On peut sourire de l’objectif du gouvernement japonais (obtenir 30 Nobel avant 2050) : un Nobel, cela ne se décrète pas. Mais en investissant, massivement, dans la recherche le gouvernement met toutes les chances de son cote : obtenir un Nobel devient possible. Et si, aux Etats-Unis, les chercheurs « [ont l’habitude] des prix Nobels » (Patrick Devedjian, [10]), c’est bien peut-être, parce que le gouvernement s’en donne l’ambition et leur en donnent les moyens....

Alors, « exigences insensées de M. Trautmann » comme on semble le croire dans l’entourage du premier ministre [11] ? Cet entourage est bien mal informe… « Sauver la recherche » c’est plus de la moitié de la communauté scientifique française, sans oublier ses éléments expatries [12]… Insensées ? Petit retour en arrière [13] : 1903 . Emile Combes, cela vous dit quelque chose ? Il fut premier ministre du 7 juin 1902 au 1er janvier 1904 [14]. Henri Becquerel, Pierre et Marie Curie ? Mais est-ce bien la peine de vous les présenter... [15]

Solidaires

Association Sciencescope

L’association Sciencescope regroupe étudiants, chercheurs français et francophones de toutes disciplines en poste ou ayant séjourne au Japon. Ses principaux buts sont de promouvoir et développer les échanges au sein de la communauté des chercheurs ; d’informer et d’aider les étudiants et chercheurs désireux de séjourner au Japon ; d’établir un réseau entre ces chercheurs et de valoriser l’expérience scientifique et culturelle japonaise auprès des organismes, laboratoires et entreprises. Pour en savoir plus : http://www.sciencescope.org

[1] Philippe Pons, le Japon vise une "sortie de crise" par la science, Le Monde du 18 octobre 2002.

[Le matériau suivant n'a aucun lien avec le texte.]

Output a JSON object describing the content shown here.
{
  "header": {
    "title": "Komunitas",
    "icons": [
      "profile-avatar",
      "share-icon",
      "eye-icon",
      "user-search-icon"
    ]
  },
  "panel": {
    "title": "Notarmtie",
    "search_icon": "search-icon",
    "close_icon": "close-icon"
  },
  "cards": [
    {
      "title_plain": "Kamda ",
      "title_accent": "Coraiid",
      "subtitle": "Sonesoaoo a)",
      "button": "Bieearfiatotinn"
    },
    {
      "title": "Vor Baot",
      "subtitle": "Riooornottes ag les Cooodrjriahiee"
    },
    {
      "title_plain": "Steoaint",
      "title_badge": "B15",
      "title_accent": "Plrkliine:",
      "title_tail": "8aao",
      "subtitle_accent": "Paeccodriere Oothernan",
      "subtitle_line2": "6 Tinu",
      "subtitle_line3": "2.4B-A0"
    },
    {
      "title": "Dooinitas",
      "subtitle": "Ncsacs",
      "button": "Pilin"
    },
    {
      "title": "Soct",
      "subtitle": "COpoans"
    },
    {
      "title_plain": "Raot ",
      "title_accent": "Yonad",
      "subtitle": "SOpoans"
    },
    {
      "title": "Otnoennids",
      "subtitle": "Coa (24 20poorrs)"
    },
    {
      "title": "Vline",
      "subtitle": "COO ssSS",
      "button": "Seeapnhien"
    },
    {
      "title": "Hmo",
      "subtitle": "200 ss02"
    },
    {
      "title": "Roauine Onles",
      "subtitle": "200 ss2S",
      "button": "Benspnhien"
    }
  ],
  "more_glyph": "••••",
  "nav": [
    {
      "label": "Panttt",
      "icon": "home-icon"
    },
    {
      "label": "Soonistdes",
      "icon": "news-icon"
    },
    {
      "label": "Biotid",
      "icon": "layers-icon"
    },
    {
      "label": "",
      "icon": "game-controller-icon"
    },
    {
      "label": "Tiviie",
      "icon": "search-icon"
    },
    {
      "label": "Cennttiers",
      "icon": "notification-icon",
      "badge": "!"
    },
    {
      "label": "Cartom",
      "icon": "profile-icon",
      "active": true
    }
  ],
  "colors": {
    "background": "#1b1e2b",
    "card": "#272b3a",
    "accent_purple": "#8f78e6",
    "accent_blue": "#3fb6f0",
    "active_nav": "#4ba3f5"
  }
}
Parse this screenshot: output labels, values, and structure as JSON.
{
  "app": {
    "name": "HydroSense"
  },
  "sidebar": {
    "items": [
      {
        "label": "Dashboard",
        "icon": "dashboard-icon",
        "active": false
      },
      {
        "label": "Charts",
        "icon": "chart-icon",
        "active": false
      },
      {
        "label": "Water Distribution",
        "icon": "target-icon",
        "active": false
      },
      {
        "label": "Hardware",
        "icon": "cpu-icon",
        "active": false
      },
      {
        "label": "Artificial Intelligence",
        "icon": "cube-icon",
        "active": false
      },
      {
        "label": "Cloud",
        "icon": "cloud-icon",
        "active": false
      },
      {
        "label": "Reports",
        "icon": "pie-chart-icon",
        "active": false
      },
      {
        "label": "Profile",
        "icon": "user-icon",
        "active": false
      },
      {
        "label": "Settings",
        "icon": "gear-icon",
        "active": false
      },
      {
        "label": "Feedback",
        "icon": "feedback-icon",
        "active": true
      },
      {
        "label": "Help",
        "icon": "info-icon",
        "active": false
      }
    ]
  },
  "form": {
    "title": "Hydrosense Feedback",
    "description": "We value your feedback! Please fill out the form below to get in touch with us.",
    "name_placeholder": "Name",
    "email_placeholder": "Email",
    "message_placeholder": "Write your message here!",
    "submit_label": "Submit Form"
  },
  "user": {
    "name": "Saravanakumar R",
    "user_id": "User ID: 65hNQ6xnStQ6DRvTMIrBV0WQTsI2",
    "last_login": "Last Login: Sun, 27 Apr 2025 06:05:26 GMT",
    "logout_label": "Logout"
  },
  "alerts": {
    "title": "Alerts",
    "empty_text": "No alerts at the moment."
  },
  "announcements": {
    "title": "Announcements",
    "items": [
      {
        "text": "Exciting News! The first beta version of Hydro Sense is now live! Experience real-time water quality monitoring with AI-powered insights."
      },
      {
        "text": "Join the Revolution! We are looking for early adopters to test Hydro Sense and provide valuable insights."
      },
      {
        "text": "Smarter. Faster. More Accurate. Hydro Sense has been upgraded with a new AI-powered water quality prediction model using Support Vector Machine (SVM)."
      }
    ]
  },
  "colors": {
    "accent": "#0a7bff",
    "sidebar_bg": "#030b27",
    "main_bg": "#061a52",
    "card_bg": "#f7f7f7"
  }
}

[2] Chiffres de 2002. Martine ROYO, Recherche : l’Europe perd pied, Les Echos du 30 avril 2002.

[3] Henri Audier, Le Monde du 08 avril 2003. Voir aussi du même auteur l’excellente analyse "Et si on parlait scientifiquement de la Science", sur le site de la Société Française de Physique, http://sfp.in2p3.fr/Audier.doc.

[4] Michel Bornens et Didier Job, Savoir et pouvoir, Le Monde du 16 janvier 2004.

[5] "Sacrifice research, and the entire future of our country is compromised." So proclaimed French presidential candidate Jacques Chirac during this spring’s election campaign. If elected, he said, he would launch "a national mobilization plan for research and innovation", and boost research spending from 2.15% to 3% of GDP by 2010. The thousands of scientific jobs created under the previous government of Lionel Jospin "fell far short of needs". Nature 418 (2002) 709.

[6] source : Bulletin électronique du Japon du Service pour la Science et Technologie de l’ambassade de France à Tokyo http://www.be.adit.fr/japon.

[7] Association Bernard Gregory http://www.abg.asso.fr.

[8] R. Donnedieu de Vabres et P.-F. Mourier, Vive l’intelligence de chacun !, Le Monde du 3 mars 04.

[9] Salaire annuel d’un chercheur débutant dans l’industrie : de 6 à 10 millions de yens brut , soit de 31000 à 74000 euros. Les grands laboratoires publiques se situent au bas de cette échelle. Ces chiffres incluent divers avantages matériels : carte de transport, prise en charge logement (loyer payé à 85% pour un laboratoire de type RIKEN - équivalent du CNRS), etc.

[10] cité par http://www.inrocks.com.

[11] Nicolas Barotte, Raffarin renoue avec les chercheurs, Le Figaro du 6 mars 2004.

[12] http://collectif.des.expats.free.fr...

[13] Inspiré de Steven Weinberg, Advice to young scientists, Nature 426 (2003), 389.

[14] Ce docteur en théologie est resté dans l’histoire (?) pour avoir fait fermer plus de dix milles écoles confessionnelles. Source http://www.premier-ministre.gouv.fr....

[15] 1903 : année de leur prix Nobel.